Anyway, this is the first of the books that I really really liked, compared to liking the others just fine and liking the world a lot. It’s got more of the kinds of discussions of politics and morals that make a lot of historical fiction much more interesting. We are faced in this book with the return of Temaraire and Lawrence to England to find that there’s a plague hitting the local British force of dragons which gives them an incessant cough, suppresses their appetites and causes them to waste away. Already deeply sympathetic to the dragon cause, Lawrence finds himself devastated not only by his empathy toward the dragons, their humans, and their crew, but in his own horror at the real possibility of Temaraire becoming ill too. So they ship off to southern Africa is search of a piquant kind of mushroom that was used in a restorative broth Temeraire drank in China and believed possibly useful in the fight against this disease.
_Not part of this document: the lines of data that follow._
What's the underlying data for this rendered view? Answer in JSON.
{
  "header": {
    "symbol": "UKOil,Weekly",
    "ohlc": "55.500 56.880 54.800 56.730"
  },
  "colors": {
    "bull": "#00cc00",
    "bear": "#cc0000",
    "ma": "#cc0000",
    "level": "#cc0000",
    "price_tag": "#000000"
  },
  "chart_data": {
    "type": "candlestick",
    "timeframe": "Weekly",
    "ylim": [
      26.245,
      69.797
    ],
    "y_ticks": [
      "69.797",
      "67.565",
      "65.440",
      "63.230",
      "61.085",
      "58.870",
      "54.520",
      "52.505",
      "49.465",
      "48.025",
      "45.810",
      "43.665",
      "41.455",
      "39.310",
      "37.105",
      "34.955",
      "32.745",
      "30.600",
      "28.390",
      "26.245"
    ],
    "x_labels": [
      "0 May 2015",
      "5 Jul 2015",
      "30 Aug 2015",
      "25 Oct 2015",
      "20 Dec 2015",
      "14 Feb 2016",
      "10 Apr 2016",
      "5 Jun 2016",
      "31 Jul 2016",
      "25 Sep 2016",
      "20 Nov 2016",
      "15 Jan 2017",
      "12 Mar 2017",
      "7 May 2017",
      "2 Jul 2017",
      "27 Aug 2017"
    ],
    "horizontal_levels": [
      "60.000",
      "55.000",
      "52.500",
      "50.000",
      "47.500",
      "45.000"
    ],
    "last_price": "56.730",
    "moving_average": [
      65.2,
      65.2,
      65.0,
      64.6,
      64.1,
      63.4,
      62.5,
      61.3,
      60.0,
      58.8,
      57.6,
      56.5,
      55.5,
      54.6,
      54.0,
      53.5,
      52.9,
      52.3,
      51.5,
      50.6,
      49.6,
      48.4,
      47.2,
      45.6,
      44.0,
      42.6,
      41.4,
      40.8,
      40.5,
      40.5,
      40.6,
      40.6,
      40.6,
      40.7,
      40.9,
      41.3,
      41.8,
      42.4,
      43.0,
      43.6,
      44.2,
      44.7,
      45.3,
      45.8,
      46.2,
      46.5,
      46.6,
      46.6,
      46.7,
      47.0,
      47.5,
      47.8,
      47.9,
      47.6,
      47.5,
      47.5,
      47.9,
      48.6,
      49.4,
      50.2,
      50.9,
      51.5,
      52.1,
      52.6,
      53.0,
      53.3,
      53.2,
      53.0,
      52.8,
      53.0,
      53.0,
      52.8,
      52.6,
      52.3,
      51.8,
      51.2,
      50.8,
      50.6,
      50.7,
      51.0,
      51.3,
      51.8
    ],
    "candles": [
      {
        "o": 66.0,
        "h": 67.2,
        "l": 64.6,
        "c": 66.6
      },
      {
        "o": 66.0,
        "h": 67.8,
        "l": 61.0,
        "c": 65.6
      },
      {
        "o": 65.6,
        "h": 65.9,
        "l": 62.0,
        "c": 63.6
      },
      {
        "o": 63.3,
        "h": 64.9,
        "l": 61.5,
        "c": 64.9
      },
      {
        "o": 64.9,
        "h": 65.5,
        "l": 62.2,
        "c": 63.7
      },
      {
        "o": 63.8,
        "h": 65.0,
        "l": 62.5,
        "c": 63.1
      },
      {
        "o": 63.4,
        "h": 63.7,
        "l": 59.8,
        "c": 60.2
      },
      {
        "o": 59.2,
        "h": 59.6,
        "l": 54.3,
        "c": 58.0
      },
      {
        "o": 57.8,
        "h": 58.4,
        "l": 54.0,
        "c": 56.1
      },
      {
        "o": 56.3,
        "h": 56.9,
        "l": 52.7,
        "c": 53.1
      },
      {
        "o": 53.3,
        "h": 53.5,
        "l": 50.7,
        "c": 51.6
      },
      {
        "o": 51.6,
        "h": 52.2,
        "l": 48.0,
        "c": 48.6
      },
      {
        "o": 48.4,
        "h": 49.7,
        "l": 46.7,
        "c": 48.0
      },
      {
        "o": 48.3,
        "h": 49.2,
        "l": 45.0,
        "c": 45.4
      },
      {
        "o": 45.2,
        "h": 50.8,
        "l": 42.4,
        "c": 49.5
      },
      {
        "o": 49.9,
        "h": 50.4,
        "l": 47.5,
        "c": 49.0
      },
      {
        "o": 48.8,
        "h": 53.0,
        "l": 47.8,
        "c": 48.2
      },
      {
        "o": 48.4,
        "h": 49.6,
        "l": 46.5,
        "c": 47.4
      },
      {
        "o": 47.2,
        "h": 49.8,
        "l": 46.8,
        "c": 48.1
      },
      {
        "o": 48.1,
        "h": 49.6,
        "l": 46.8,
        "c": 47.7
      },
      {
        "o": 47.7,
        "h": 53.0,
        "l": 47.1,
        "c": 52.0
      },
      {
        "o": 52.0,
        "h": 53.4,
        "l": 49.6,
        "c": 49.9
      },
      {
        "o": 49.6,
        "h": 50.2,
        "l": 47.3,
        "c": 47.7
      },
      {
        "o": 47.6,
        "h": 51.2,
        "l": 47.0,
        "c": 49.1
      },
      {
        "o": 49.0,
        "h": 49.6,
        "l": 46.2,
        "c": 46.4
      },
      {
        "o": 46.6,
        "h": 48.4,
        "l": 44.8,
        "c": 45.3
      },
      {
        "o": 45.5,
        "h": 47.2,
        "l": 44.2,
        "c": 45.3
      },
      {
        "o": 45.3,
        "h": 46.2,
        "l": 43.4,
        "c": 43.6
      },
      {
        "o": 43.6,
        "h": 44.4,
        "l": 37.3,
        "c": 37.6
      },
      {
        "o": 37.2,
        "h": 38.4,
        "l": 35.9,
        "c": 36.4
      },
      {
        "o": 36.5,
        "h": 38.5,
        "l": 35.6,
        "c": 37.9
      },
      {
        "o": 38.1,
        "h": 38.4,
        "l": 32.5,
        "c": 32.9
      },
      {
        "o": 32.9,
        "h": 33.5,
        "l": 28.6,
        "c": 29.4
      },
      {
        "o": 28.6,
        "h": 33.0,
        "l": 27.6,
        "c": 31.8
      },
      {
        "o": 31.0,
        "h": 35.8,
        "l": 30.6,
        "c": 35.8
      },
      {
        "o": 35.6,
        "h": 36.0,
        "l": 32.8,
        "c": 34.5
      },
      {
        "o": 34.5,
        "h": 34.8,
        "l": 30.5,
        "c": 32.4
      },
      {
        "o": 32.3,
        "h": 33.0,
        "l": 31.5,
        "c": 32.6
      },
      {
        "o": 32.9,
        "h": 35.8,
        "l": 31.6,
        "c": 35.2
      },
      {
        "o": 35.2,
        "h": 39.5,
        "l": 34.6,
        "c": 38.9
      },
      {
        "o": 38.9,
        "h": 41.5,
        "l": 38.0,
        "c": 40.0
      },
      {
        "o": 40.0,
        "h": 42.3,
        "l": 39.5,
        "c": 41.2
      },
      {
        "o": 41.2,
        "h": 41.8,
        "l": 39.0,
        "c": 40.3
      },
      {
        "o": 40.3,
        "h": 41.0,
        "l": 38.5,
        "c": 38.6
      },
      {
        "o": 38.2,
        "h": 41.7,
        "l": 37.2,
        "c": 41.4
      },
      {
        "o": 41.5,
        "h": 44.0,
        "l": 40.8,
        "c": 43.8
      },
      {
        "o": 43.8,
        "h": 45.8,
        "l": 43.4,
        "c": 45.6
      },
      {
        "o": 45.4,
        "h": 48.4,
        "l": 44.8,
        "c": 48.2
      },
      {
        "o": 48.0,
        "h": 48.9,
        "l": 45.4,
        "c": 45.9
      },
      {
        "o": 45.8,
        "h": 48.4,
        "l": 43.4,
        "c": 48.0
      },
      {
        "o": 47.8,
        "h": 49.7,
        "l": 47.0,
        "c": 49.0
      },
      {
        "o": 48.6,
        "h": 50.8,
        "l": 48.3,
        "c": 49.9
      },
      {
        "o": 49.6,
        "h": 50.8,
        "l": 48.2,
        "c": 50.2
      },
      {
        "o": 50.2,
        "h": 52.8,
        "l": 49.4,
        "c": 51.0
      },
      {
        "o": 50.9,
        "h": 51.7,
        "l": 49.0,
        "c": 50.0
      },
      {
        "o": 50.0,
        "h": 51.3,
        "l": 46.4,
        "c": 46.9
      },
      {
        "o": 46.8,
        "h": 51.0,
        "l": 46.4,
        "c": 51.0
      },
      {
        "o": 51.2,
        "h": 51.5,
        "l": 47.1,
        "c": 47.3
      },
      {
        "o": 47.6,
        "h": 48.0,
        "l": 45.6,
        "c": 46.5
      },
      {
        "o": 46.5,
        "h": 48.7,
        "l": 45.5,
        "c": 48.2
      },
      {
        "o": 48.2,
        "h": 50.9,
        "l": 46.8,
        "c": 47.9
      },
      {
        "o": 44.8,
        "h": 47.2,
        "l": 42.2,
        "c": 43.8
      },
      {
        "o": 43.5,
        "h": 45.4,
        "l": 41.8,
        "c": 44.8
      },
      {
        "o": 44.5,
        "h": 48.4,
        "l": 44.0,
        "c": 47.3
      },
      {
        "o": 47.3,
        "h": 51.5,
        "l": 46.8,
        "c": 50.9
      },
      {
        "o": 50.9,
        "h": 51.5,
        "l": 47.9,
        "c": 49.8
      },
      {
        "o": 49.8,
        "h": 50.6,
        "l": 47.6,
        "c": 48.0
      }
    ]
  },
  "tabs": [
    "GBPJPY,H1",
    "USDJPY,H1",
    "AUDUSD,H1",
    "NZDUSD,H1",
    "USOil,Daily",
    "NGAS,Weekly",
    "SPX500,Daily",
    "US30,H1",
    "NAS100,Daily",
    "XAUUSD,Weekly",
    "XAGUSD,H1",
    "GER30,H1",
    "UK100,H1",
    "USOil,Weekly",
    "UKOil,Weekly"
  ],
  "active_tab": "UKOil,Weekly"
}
I won’t think too hard about the ways in which this novel intertwines itself into the question of abolition because I don’t really feel like working through whether or not the book handles it well. It SEEMS to but I could easily convinced it’s much more awkward and problematic than my cursory thoughts on it suggest.
This is Really Happening 3/5
This is a collection of biographical essays by Buzzfeed content collator Erin Chack. It’s basically two types of memoirs, both done pretty well, a cancer memoir and an adult adolescence memoir. I think part of these types are handled well, and the book is pretty funny, interesting, and at times very insightful. It’s a little too hodgepodge to be very good, but take on their own the different essays are mostly successful. What does work about it, on its own, but mostly in comparison to other not that dissimilar books like it is that Chack seems to have a pretty good sense of what she knows and what she should write about, so there’s never any parts of the book that fall into youthful arrogance pretending to be intelligent precociousness.
So the two types: I call adult adolescence anything that falls into that college-age to mid-20s, where you go through a lot and a lot of emotions, but don’t always have the sense to process much of it. The essays here are funny and light in those ways.
The cancer memoir is also very good because a) it’s her story to tell and b) it challenges directly and indirectly cultural concepts of cancer. For that reason, were I to find a free copy of this book, I’d happily put it in classroom library. I have had student who have had cancer and I wouldn’t give them this book to read, but I’d be happy to have them stumble upon it.
The only parts I expressly didn’t like were the kind of rationalizations about working for Buzzfeed. It’s a job, and while Buzzfeed does do good news reporting and in-depth journalism, and while no one can blame a person for working for Buzzfeed, you’re not going to fool me into praising or seeing remote virtue in their content.